Thanksgiving: What is It?

This is the sixth year in row that I’ve missed Thanksgiving, and I’m starting to forget the point.  The first one didn’t matter (since I never particularly cared for the holiday), and the only thing I really missed was everyone taking time off of work and school.

This year, I spent Thanksgiving in the bike-filled city of Amsterdam.

The second year was the time I was coerced into hosting a party with my neighbor, and my biggest memory is how messy my kitchen was at the end.

After that, it really just started becoming Thursday.  A dark, cold Thursday.  And it was business as usual (no days off).

But, I’ve heard a wide range of confused opinions about the purpose of Thanksgiving by people from other countries, and it seems to be the second most confusing aspect of American culture.  The first is baseball, of course, but that’s a topic for another day.

So, I did a very unprofessional poll and quickly reached out to a few international friends on Facebook.  The results were impressive!  But, I promised not to say their name, only their country.

Question 1:  What is the purpose of the holiday (basically, why was it started)?

“To celebrate the first harvest in America which didn't go so well and was only saved by the food contributions of local native Americans.” – Australia

“Purpose of the holiday is to eat.” – A country in Eastern Europe

“As far as I recall it was first celebrated by the Pilgrims (nooo idea who they are) when they invited to their dinner table the Indians so celebrate, I guess the new colonies, and peace and so.” – Central European, now living in Denmark

“The purpose is to thank God for good things in your life, and I can only recall that the pilgrims started it for the previous year's harvest.” - Hungary

My response:  After another brief amount of digging (to add to my current knowledge), there are a lot of different reasons.  Most seem to agree that the American holiday directly comes from the harvest celebration by some of the first settlers in what is now the United States.  However, it seems that “Thanksgiving” was a more general religious celebration that was used for various occasions, and it’s far deeper than I’d like to go here.

Thanksgiving would be pretty awesome in the Van Loon House in Amsterdam!
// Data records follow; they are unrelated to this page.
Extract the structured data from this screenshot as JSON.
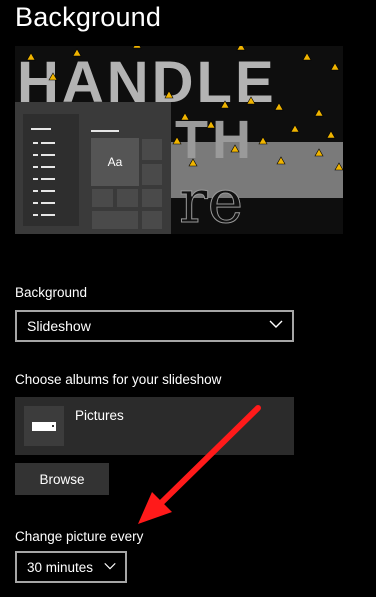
{
  "page": {
    "title": "Background"
  },
  "preview": {
    "wallpaper_text_line1": "HANDLE",
    "wallpaper_text_line2": "TH",
    "wallpaper_text_line3": "re",
    "tile_label": "Aa"
  },
  "background": {
    "label": "Background",
    "selected": "Slideshow"
  },
  "albums": {
    "label": "Choose albums for your slideshow",
    "items": [
      {
        "name": "Pictures",
        "icon": "folder-icon"
      }
    ],
    "browse_label": "Browse"
  },
  "interval": {
    "label": "Change picture every",
    "selected": "30 minutes"
  },
  "annotation": {
    "type": "arrow",
    "color": "#ff1a1a"
  },
  "colors": {
    "background": "#000000",
    "panel": "#2b2b2b",
    "button": "#333333",
    "border": "#a6a6a6",
    "warning": "#f0b400"
  }
}
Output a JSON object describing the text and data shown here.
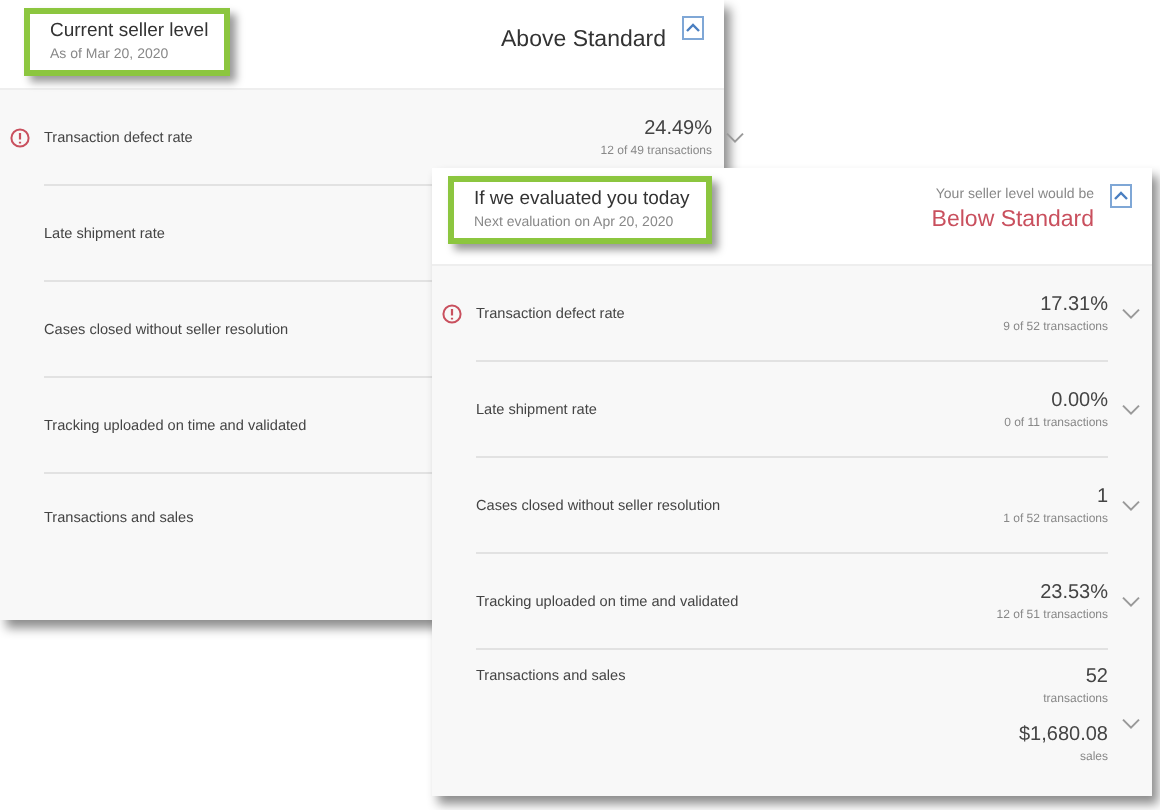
{
  "cards": [
    {
      "title": "Current seller level",
      "subtitle": "As of Mar 20, 2020",
      "highlighted": true,
      "level": "Above Standard",
      "color": "#333333",
      "metrics": [
        {
          "kind": "single",
          "label": "Transaction defect rate",
          "warning": true,
          "value": "24.49%",
          "detail": "12 of 49 transactions"
        },
        {
          "kind": "single",
          "label": "Late shipment rate",
          "warning": false
        },
        {
          "kind": "single",
          "label": "Cases closed without seller resolution",
          "warning": false
        },
        {
          "kind": "single",
          "label": "Tracking uploaded on time and validated",
          "warning": false
        },
        {
          "kind": "dual",
          "label": "Transactions and sales",
          "warning": false
        }
      ]
    },
    {
      "title": "If we evaluated you today",
      "subtitle": "Next evaluation on Apr 20, 2020",
      "highlighted": true,
      "level_caption": "Your seller level would be",
      "level": "Below Standard",
      "color": "#c9505e",
      "metrics": [
        {
          "kind": "single",
          "label": "Transaction defect rate",
          "warning": true,
          "value": "17.31%",
          "detail": "9 of 52 transactions"
        },
        {
          "kind": "single",
          "label": "Late shipment rate",
          "warning": false,
          "value": "0.00%",
          "detail": "0 of 11 transactions"
        },
        {
          "kind": "single",
          "label": "Cases closed without seller resolution",
          "warning": false,
          "value": "1",
          "detail": "1 of 52 transactions"
        },
        {
          "kind": "single",
          "label": "Tracking uploaded on time and validated",
          "warning": false,
          "value": "23.53%",
          "detail": "12 of 51 transactions"
        },
        {
          "kind": "dual",
          "label": "Transactions and sales",
          "warning": false,
          "value": "52",
          "detail": "transactions",
          "value_2": "$1,680.08",
          "detail_2": "sales"
        }
      ]
    }
  ]
}
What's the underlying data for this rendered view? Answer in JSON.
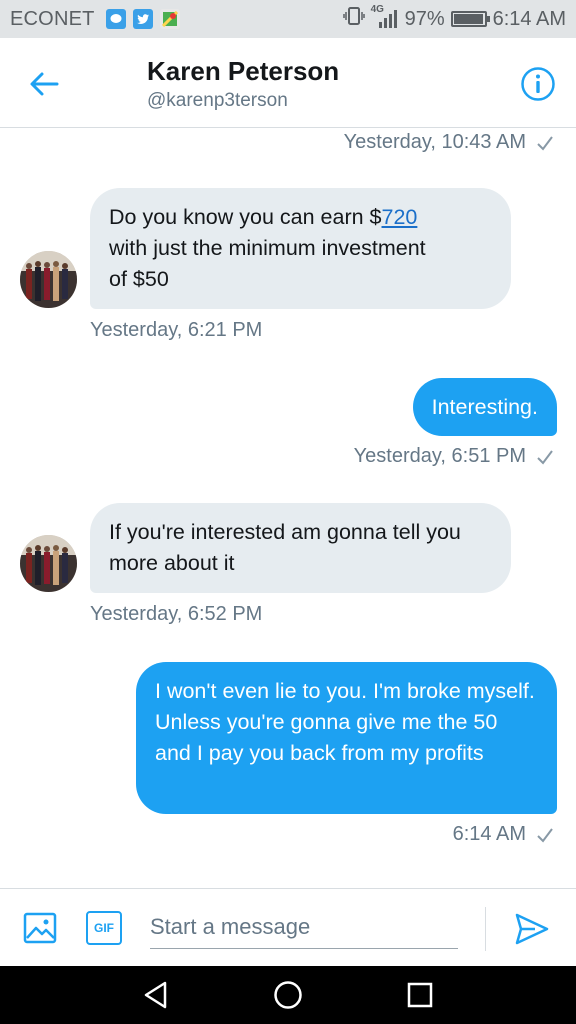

Question 2:  How do people celebrate it?

“Family get-togethers on the last Thursday of November.” – Australia

“People are celebrating while eating.”  – A country in Eastern Europe

“It’s a family thing, big dinner, huge meal, has the same value there as Xmas dinner for us at home I think.” – Central European, now living in Denmark

“It's a holiday and people get together with their families and having a feast at where everyone thanks God for something.” – Hungary

My response:  Everyone did pretty great on this one.  It did show the common misbelief that it’s on the last Thursday of November, when it’s actually the fourth Thursday (which usually makes it the last one – but not always).  Also, they missed two key points that always pop into my mind.  The first is how families are brought together, and it tends to bring up heated debates about politics, religion, and other sensitive topics.  Second, everyone loves to watch (and play) American football!

Living abroad basically forces you to give up on Thanksgiving.

Question 3:  What do people eat on Thanksgiving?

“Turkey, cranberry sauce, yams, apple pie.” – Australia

“Turkey, sweet potatoes, and turkey.” – A country in Eastern Europe

“They eat oven baked turkey, the best version is with stuffing made by the females in the family with roasted potatoes or other veggies.” – Central European, now living in Denmark

“Turkey duh... actually I don't know anything else, it's all about the turkey in the stories.” – Hungary

My response:  Again, they got it!  As far as I’m concerned, the only rule is that you have to have turkey.  There are the common things like mashed potatoes, stuffing, and cranberry sauce, but every family has their own traditions that they love/hate.  Also, plenty of pies for dessert.  I love pumpkin and pecan, in case you’re curious…

So, what do you think (whether you’re from the US or not)?  What would you add to their answers and mine?  I’m really asking because, well, I’m pretty disconnected from Thanksgiving…

 

But there are always plenty of excuses to have a nice dinner.

Dutch word of the day:

Kalkoen

This is pronounced “Call-coon”, and it’s the word for the most Thanksgiving of birds, the turkey.  These are quite rare in the Netherlands, so we went to a little “Friendsgiving” dinner this year where the main bird was the much more affordable chicken.